By getting a handle on your documentation, you're not just cleaning up old messes. You're building a smarter, more agile organization that’s ready for whatever comes next with AI.
Ready to make your Salesforce AI documentation actually useful?
Creating great documentation is the first step. Making it easy to find is the next. eesel AI plugs into your Confluence, Google Docs, Slack, and other tools to give your team an AI assistant that provides instant, trusted answers from your Salesforce documentation.
Get started for free or book a demo to see how it works.
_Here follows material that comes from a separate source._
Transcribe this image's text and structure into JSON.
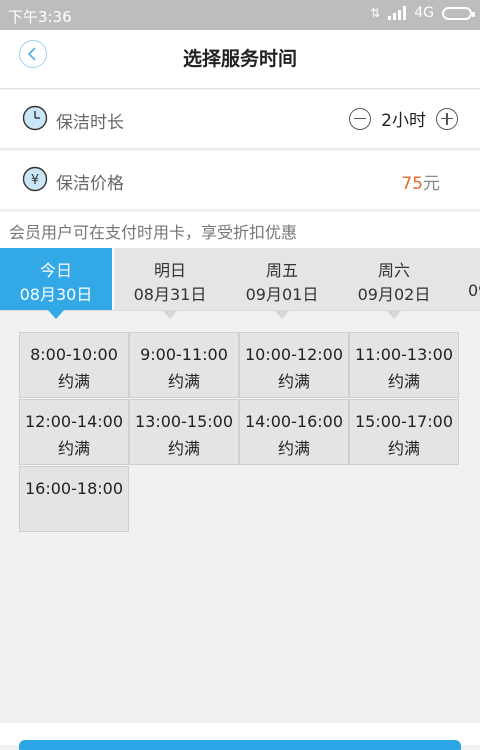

Frequently asked questions
The term typically refers to two crucial aspects: documentation for your AI (providing context for tools like Salesforce Einstein) and using AI to create documentation (tools that scan your org and generate explanations). Both are essential for an effective AI strategy.
AI models need accurate, up-to-date context to function effectively. Without proper documentation, your AI is essentially "flying blind," which limits its ability to give you smart, accurate answers and can lead to unhelpful or incorrect results.
New AI tools can connect to your Salesforce org, scan configurations like objects, fields, and code, and then use generative AI to write out what everything does and how it's connected. This significantly reduces the manual effort involved in creating initial documentation.
Yes, absolutely. While AI excels at explaining the "what" of your configurations, human input is crucial for adding the "why", the vital business context, decisions, and historical reasons behind your Salesforce setup. This makes the documentation truly useful for both people and AI.
The most effective approach is to create a unified knowledge layer. AI-powered assistants can connect to all your existing documentation sources, allowing team members to ask questions in plain English and get instant answers from a central hub, avoiding knowledge silos.
You can start by running an AI analysis tool to generate a baseline of your current org's documentation. Then, have your team add the necessary business context, embed documentation into your regular workflow for new changes, and ensure all this knowledge is accessible from a central hub.
Beyond just cleaning up messes, it reduces technical debt, drastically improves team efficiency by eliminating time spent searching for answers, and ensures your AI tools can deliver intelligent, accurate support. This leads to a smarter, more agile organization ready for future AI advancements.